Overview
vLLM includes LongCat-Flash adaptations for expert-parallel MoE serving (upstream PR). LongCat-Flash-Chat has 560B total parameters; plan hardware accordingly:
- FP8 weights: at least one 8×GPU node (e.g. 8× H20 141G)
- BF16 weights: at least two 8×GPU nodes (e.g. 16× H800 80G)
Official source: LongCat-Flash deployment guide
Single-node deployment (FP8)
Tensor parallelism + expert parallelism on one node:
vllm serve meituan-longcat/LongCat-Flash-Chat-FP8 \
--trust-remote-code \
--enable-expert-parallel \
--tensor-parallel-size 8
Server exposes an OpenAI-compatible API (default http://localhost:8000/v1).

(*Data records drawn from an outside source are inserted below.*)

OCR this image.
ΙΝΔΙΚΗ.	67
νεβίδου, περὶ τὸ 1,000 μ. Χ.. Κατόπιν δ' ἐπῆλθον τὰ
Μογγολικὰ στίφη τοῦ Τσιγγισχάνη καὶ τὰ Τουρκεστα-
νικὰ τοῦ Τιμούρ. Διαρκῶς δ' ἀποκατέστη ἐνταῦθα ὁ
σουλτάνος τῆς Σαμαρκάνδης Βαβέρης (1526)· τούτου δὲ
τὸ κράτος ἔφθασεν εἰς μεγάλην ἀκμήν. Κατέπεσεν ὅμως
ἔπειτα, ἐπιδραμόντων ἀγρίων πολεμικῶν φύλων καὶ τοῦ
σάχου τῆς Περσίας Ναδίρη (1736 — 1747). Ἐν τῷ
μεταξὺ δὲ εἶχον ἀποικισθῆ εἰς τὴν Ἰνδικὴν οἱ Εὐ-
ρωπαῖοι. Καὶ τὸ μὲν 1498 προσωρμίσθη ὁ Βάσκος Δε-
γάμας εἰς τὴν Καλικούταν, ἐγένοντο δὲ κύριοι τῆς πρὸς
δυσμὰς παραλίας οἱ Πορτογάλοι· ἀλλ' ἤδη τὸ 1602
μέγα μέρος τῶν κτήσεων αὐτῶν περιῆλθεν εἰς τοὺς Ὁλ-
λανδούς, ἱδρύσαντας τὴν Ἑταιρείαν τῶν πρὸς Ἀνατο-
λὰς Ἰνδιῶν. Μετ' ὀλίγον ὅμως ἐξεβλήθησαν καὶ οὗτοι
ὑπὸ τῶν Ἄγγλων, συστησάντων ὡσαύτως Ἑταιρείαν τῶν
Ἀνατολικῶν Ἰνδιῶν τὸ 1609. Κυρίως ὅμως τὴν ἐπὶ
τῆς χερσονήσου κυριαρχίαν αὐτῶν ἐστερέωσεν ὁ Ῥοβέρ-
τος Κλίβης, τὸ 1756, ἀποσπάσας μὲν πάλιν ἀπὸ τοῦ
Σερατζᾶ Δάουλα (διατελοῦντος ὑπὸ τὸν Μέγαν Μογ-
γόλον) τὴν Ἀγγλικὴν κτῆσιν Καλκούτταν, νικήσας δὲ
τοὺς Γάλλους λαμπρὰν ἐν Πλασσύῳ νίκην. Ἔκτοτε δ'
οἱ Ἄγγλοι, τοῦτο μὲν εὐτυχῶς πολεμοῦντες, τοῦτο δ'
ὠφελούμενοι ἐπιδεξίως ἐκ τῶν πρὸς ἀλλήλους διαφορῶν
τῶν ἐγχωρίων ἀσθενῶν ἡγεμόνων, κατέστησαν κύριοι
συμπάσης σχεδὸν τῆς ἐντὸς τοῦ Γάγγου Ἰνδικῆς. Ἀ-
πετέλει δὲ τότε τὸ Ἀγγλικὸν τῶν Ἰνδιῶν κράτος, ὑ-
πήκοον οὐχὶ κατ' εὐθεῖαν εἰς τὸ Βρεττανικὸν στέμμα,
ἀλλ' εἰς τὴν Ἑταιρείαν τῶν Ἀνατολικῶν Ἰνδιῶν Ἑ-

Multi-node deployment (BF16)
Two-node example with data parallelism across workers:
Node 0 (coordinator)
vllm serve meituan-longcat/LongCat-Flash-Chat \
--trust-remote-code \
--tensor-parallel-size 8 \
--data-parallel-size 2 \
--data-parallel-size-local 1 \
--data-parallel-address $MASTER_IP \
--data-parallel-rpc-port 13345
Node 1 (worker)
vllm serve meituan-longcat/LongCat-Flash-Chat \
--trust-remote-code \
--tensor-parallel-size 8 \
--headless \
--data-parallel-size 2 \
--data-parallel-size-local 1 \
--data-parallel-start-rank 1 \
--data-parallel-address $MASTER_IP \
--data-parallel-rpc-port 13345
Replace $MASTER_IP with the coordinator IP. Only worker nodes use --data-parallel-start-rank.
Enable Multi-Token Prediction (MTP)
Add speculative decoding for higher throughput:
vllm serve meituan-longcat/LongCat-Flash-Chat-FP8 \
--trust-remote-code \
--enable-expert-parallel \
--tensor-parallel-size 8 \
--speculative_config '{"model": "meituan-longcat/LongCat-Flash-Chat", "num_speculative_tokens": 1, "method":"longcat_flash_mtp"}'
Smaller models
LongCat-Flash-Lite and
LongCat-Flash-Prover use fewer GPUs.
Start with lower --tensor-parallel-size and omit expert-parallel flags if the model card does not require them.